East, north and west the area of prolific territory widened. Wells on the Young farm started a jaunty development at Jefferson Furnace. Once the scene of activity in iron-manufacture, the old furnace had been neglected for three decades. Oil awakened the spot from its Rip-Van-Winkle slumber. A narrow-gauge railroad crossed Beaver Creek on a dizzy trestle, which afforded an enticing view of derricks, streams, hills, dales, cleared farms and wooded slopes. The wells have pumped out, the railroad has been switched off and the stout furnace stands again in its solitary dignity. James M. Guffey, J. T. Jones, Wesley Chambers and other live operators kept branching out until Beaver City, Mongtown, Mertina, Edenburg, Knox, Elk City, Fern City and Jerusalem, with Cogley as a supplement, were the centers of a production that aggregated ten-thousand barrels a day. The St. Lawrence well, on the Bowers farm, a mile north of Edenburg, was finished in June of 1872 and directed attention to Elk township. For two years it pumped sixty-nine barrels a day, six days each week, the owners shutting it down on Sunday. Previously Captain Hasson, of Oil City, and R. Richardson, then of Tarr Farm and now of Franklin, had drilled in the vicinity. Ten dusters north of the Bowers farm augured poorly for the St. Lawrence. It disappointed the prophets of evil by striking a capital sand and producing with a regularity surpassed only by one well on Cherry Run. It was not “a lovely toy, most fiercely sought, that lost its charm by being caught.”

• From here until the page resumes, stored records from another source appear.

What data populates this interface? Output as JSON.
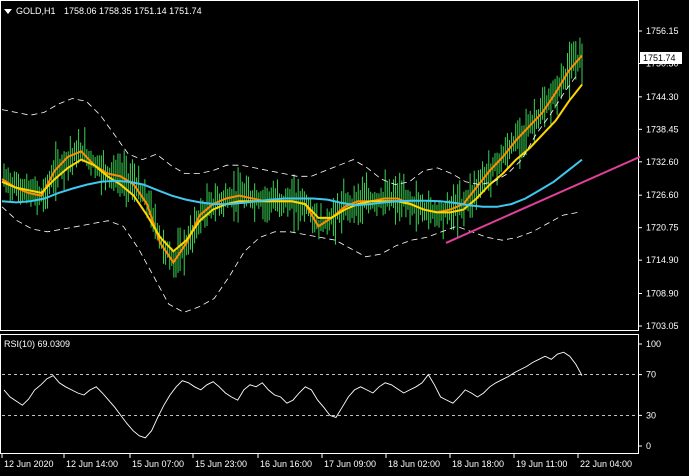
{
  "header": {
    "symbol": "GOLD,H1",
    "ohlc": "1758.06 1758.35 1751.14 1751.74",
    "collapse_icon": "triangle-down-icon"
  },
  "price_badge": "1751.74",
  "rsi_header": "RSI(10) 69.0309",
  "colors": {
    "background": "#000000",
    "grid": "#ffffff",
    "candle": "#39d353",
    "ema_fast": "#ff8c00",
    "ema_slow": "#ffd700",
    "sma_long": "#40c8f0",
    "bollinger": "#ffffff",
    "trendline": "#e0409a",
    "rsi_line": "#ffffff"
  },
  "chart_data": [
    {
      "type": "line",
      "title": "GOLD,H1",
      "x": [
        "12 Jun 2020",
        "12 Jun 14:00",
        "15 Jun 07:00",
        "15 Jun 23:00",
        "16 Jun 16:00",
        "17 Jun 09:00",
        "18 Jun 02:00",
        "18 Jun 18:00",
        "19 Jun 11:00",
        "22 Jun 04:00"
      ],
      "y_ticks": [
        "1756.15",
        "1750.30",
        "1744.30",
        "1738.45",
        "1732.60",
        "1726.60",
        "1720.75",
        "1714.90",
        "1708.90",
        "1703.05"
      ],
      "ylim": [
        1703.05,
        1756.15
      ],
      "last_price": 1751.74,
      "series": [
        {
          "values": [
            1729.5,
            1728.0,
            1727.0,
            1726.5,
            1731.0,
            1733.5,
            1734.5,
            1732.0,
            1730.5,
            1730.0,
            1728.5,
            1725.0,
            1718.0,
            1714.5,
            1718.0,
            1723.0,
            1725.0,
            1726.0,
            1726.5,
            1726.0,
            1725.5,
            1725.5,
            1725.5,
            1725.0,
            1721.0,
            1722.5,
            1724.5,
            1725.5,
            1725.5,
            1726.0,
            1726.0,
            1725.0,
            1724.0,
            1723.5,
            1724.0,
            1725.0,
            1728.0,
            1731.0,
            1733.5,
            1736.5,
            1739.0,
            1741.5,
            1745.0,
            1749.0,
            1751.74
          ]
        },
        {
          "values": [
            1729.0,
            1728.0,
            1727.5,
            1727.0,
            1729.5,
            1731.5,
            1733.0,
            1732.0,
            1730.0,
            1728.5,
            1726.5,
            1723.0,
            1719.0,
            1716.5,
            1718.5,
            1722.0,
            1724.0,
            1725.0,
            1725.5,
            1725.5,
            1725.5,
            1725.5,
            1725.5,
            1725.0,
            1722.5,
            1722.5,
            1724.0,
            1725.0,
            1725.5,
            1725.5,
            1725.5,
            1725.0,
            1724.0,
            1723.5,
            1723.5,
            1724.0,
            1726.0,
            1728.5,
            1730.5,
            1733.0,
            1735.0,
            1737.5,
            1740.0,
            1743.5,
            1746.5
          ]
        },
        {
          "values": [
            1725.5,
            1725.3,
            1725.5,
            1726.0,
            1727.0,
            1727.8,
            1728.5,
            1729.0,
            1729.2,
            1729.0,
            1728.5,
            1727.5,
            1726.5,
            1725.8,
            1725.3,
            1725.0,
            1725.0,
            1725.2,
            1725.5,
            1725.8,
            1726.0,
            1726.0,
            1726.0,
            1725.8,
            1725.2,
            1724.8,
            1725.0,
            1725.3,
            1725.5,
            1725.6,
            1725.6,
            1725.5,
            1725.2,
            1724.8,
            1724.5,
            1724.5,
            1725.0,
            1726.0,
            1727.5,
            1729.0,
            1731.0,
            1733.0
          ]
        },
        {
          "values": [
            1742.0,
            1741.5,
            1741.0,
            1741.5,
            1743.0,
            1744.0,
            1743.5,
            1741.0,
            1737.5,
            1734.0,
            1733.0,
            1734.0,
            1732.0,
            1730.5,
            1730.5,
            1731.0,
            1732.0,
            1732.0,
            1731.5,
            1731.0,
            1730.5,
            1730.0,
            1730.0,
            1731.0,
            1732.0,
            1733.0,
            1731.5,
            1729.5,
            1728.5,
            1729.0,
            1731.0,
            1731.5,
            1730.5,
            1729.0,
            1728.5,
            1729.0,
            1730.5,
            1733.0,
            1737.5,
            1741.0,
            1745.0,
            1748.5
          ]
        },
        {
          "values": [
            1724.5,
            1722.0,
            1720.5,
            1720.0,
            1720.5,
            1721.0,
            1721.5,
            1722.0,
            1721.0,
            1717.0,
            1712.0,
            1707.0,
            1705.5,
            1706.5,
            1708.0,
            1712.0,
            1716.5,
            1719.0,
            1720.0,
            1720.0,
            1719.5,
            1719.0,
            1718.5,
            1717.0,
            1715.5,
            1716.0,
            1717.5,
            1718.5,
            1719.0,
            1720.0,
            1721.0,
            1720.0,
            1719.0,
            1718.5,
            1719.0,
            1720.0,
            1721.5,
            1723.0,
            1723.5
          ]
        },
        {
          "name": "",
          "values": [
            1718.0,
            1733.5
          ]
        }
      ],
      "trendline_x": [
        "18 Jun 02:00",
        "22 Jun 04:00"
      ]
    },
    {
      "type": "line",
      "title": "RSI(10) 69.0309",
      "x": [
        "12 Jun 2020",
        "12 Jun 14:00",
        "15 Jun 07:00",
        "15 Jun 23:00",
        "16 Jun 16:00",
        "17 Jun 09:00",
        "18 Jun 02:00",
        "18 Jun 18:00",
        "19 Jun 11:00",
        "22 Jun 04:00"
      ],
      "y_ticks": [
        "100",
        "70",
        "30",
        "0"
      ],
      "ylim": [
        0,
        100
      ],
      "levels": [
        70,
        30
      ],
      "series": [
        {
          "values": [
            55,
            48,
            44,
            40,
            46,
            55,
            60,
            66,
            69,
            62,
            58,
            55,
            52,
            50,
            55,
            58,
            52,
            45,
            38,
            30,
            22,
            15,
            10,
            8,
            15,
            28,
            40,
            50,
            58,
            64,
            62,
            58,
            55,
            60,
            63,
            58,
            52,
            48,
            45,
            55,
            60,
            58,
            62,
            55,
            50,
            48,
            42,
            45,
            52,
            58,
            55,
            45,
            38,
            30,
            28,
            38,
            48,
            55,
            58,
            55,
            52,
            58,
            62,
            60,
            56,
            52,
            55,
            58,
            62,
            70,
            60,
            48,
            45,
            42,
            48,
            55,
            52,
            48,
            52,
            58,
            62,
            65,
            68,
            72,
            75,
            78,
            82,
            85,
            88,
            85,
            90,
            92,
            88,
            80,
            69
          ]
        }
      ]
    }
  ]
}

The St. Lawrence jumped the northern end of the Clarion district to the front. Hundreds of wells ushered in new towns. Knox, on the Bowers farm, attained a post-office, a hardware store and a dozen dwellings, its proximity to Edenburg preventing larger growth. The cross-roads collection of five houses[five houses] and a store known as Edenburg progressed immensely. John Mendenhall and J. I. Best’s farm-houses, ’Squire Kribbs’s country-store and justice-mill, a blacksmith-shop and three dwellings constituted the place at the date of the St. Lawrence advent. The nearest hotel—the Berlin House—was three miles northward. In six months the quiet village became a busy, hustling, prosperous town of twenty-five hundred population. It had fine hotels, fine stores, banks and people whom a destructive fire—it eliminated two-thirds of the buildings in one night—could not “send to the bench.” When the flames had been subdued, a crowd of sufferers gathered at two o’clock in the morning, sang “Home, Sweet Home,” and at seven were clearing away the embers to rebuild. Narrow-gauge railroads were built and the folks didn’t scare at the cars. Elk City flung its antlers to the breeze two miles east. Isaac N. Patterson—he is president of the Franklin Savings Bank and a big operator in Indiana—had a creamy patch on the Kaiser farm. Jerusalem’s first arrival—Guffey’s wells created it—was a Clarion delegate with a tent and a cargo of liquids. He dealt the drink over a rough board, improvised as a counter, so briskly that his receipts in two days footed up seven-hundred dollars. He had no license, an officer got on the trail and the vendor decamped. He is now advance-agent of a popular show, wears diamonds the size of walnuts and tells hosts of oil-region stories. The Clarion field was not inflamed by enormous gushers, but the wells averaged nicely and possessed the cardinal virtue of enduring year after year. It is Old Sol, steady and persevering, and not the flashing meteor, “a moment here, then gone forever,” that lights and heats the earth and is the fellow to bank upon.
An Edenburg mother fed her year-old baby on sliced cucumbers and milk, and then desired the prayers of the church “because the Lord took away her darling.” “How is the baby?” anxiously inquired one lady of another at Beaver City. “Oh, baby died last week, I thank you,” was the equivocal reply.